Running the unit test with mvn test reveals that it works nicely.

And since we use the @EndpointInjected that refers to the endpoint with the id backup directly we can loose the template tag in the xml, so its shorter:

    <bean id="incidentservice" class="org.apache.camel.example.axis.ReportIncidentService"/>

    <camel:camelContext id="camelContext">
        <!-- producer template exposed with this id -->
        <camel:template id="camelTemplate"/>

        <!-- endpoint named backup that is configued as a file component -->
        <camel:endpoint id="backup" uri="file://target?append=false"/>

    </camel:camelContext>

And the final touch we can do is that since the endpoint is injected with concrete endpoint to use we can remove the "backup" name parameter when we send the message.
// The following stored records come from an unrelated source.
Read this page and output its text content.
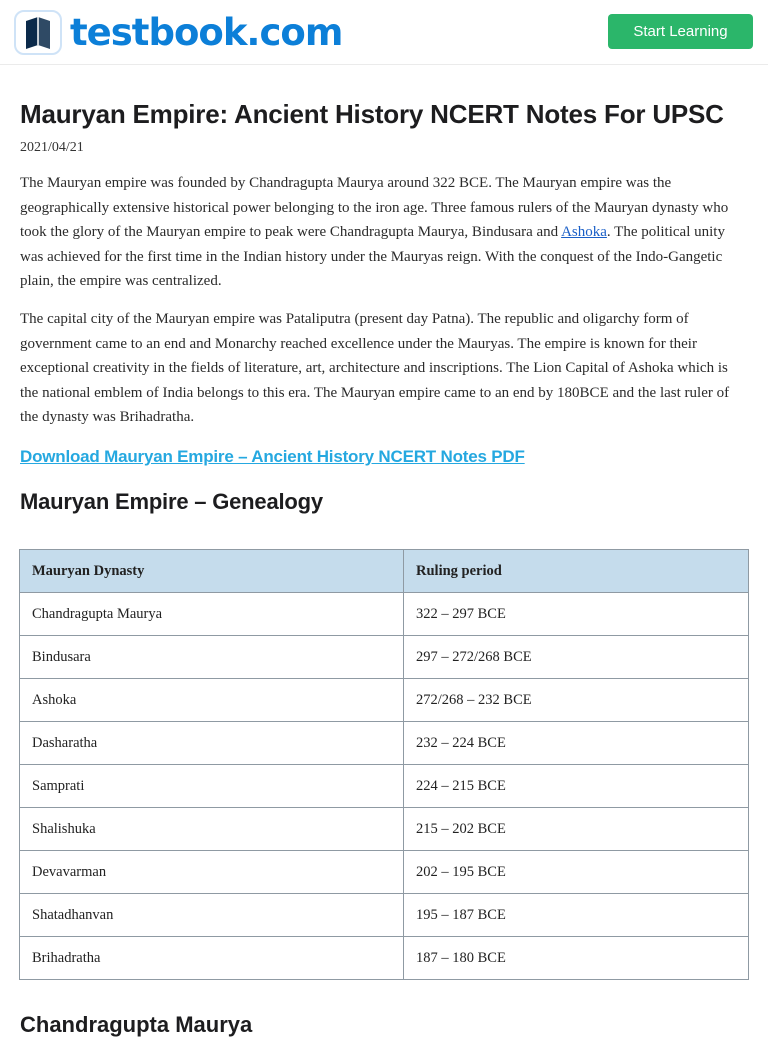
testbook.com	Start Learning
Mauryan Empire: Ancient History NCERT Notes For UPSC
2021/04/21

The Mauryan empire was founded by Chandragupta Maurya around 322 BCE. The Mauryan empire was the geographically extensive historical power belonging to the iron age. Three famous rulers of the Mauryan dynasty who took the glory of the Mauryan empire to peak were Chandragupta Maurya, Bindusara and Ashoka. The political unity was achieved for the first time in the Indian history under the Mauryas reign. With the conquest of the Indo-Gangetic plain, the empire was centralized.

The capital city of the Mauryan empire was Pataliputra (present day Patna). The republic and oligarchy form of government came to an end and Monarchy reached excellence under the Mauryas. The empire is known for their exceptional creativity in the fields of literature, art, architecture and inscriptions. The Lion Capital of Ashoka which is the national emblem of India belongs to this era. The Mauryan empire came to an end by 180BCE and the last ruler of the dynasty was Brihadratha.

Download Mauryan Empire – Ancient History NCERT Notes PDF
Mauryan Empire – Genealogy
Mauryan Dynasty	Ruling period
Chandragupta Maurya	322 – 297 BCE
Bindusara	297 – 272/268 BCE
Ashoka	272/268 – 232 BCE
Dasharatha	232 – 224 BCE
Samprati	224 – 215 BCE
Shalishuka	215 – 202 BCE
Devavarman	202 – 195 BCE
Shatadhanvan	195 – 187 BCE
Brihadratha	187 – 180 BCE
Chandragupta Maurya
So we change from:

        // send the data to the endpoint and the header contains what filename it should be stored as
        template.sendBodyAndHeader("backup", data, "org.apache.camel.file.name", filename);

To without the name:

        // send the data to the endpoint and the header contains what filename it should be stored as
        template.sendBodyAndHeader(data, "org.apache.camel.file.name", filename);

Then we avoid to duplicate the name and if we rename the endpoint name then we don't forget to change it in the code also.

The End

This tutorial hasn't really touched the one of the key concept of Camel as a powerful routing and mediation framework. But we wanted to demonstrate its flexibility and that it integrates well with even older frameworks such as Apache Axis 1.4.

Check out the other tutorials on Camel and the other examples.

Note that the code shown here also applies to Camel 1.4 so actually you can get started right away with the released version of Camel. As this time of writing Camel 1.5 is work in progress.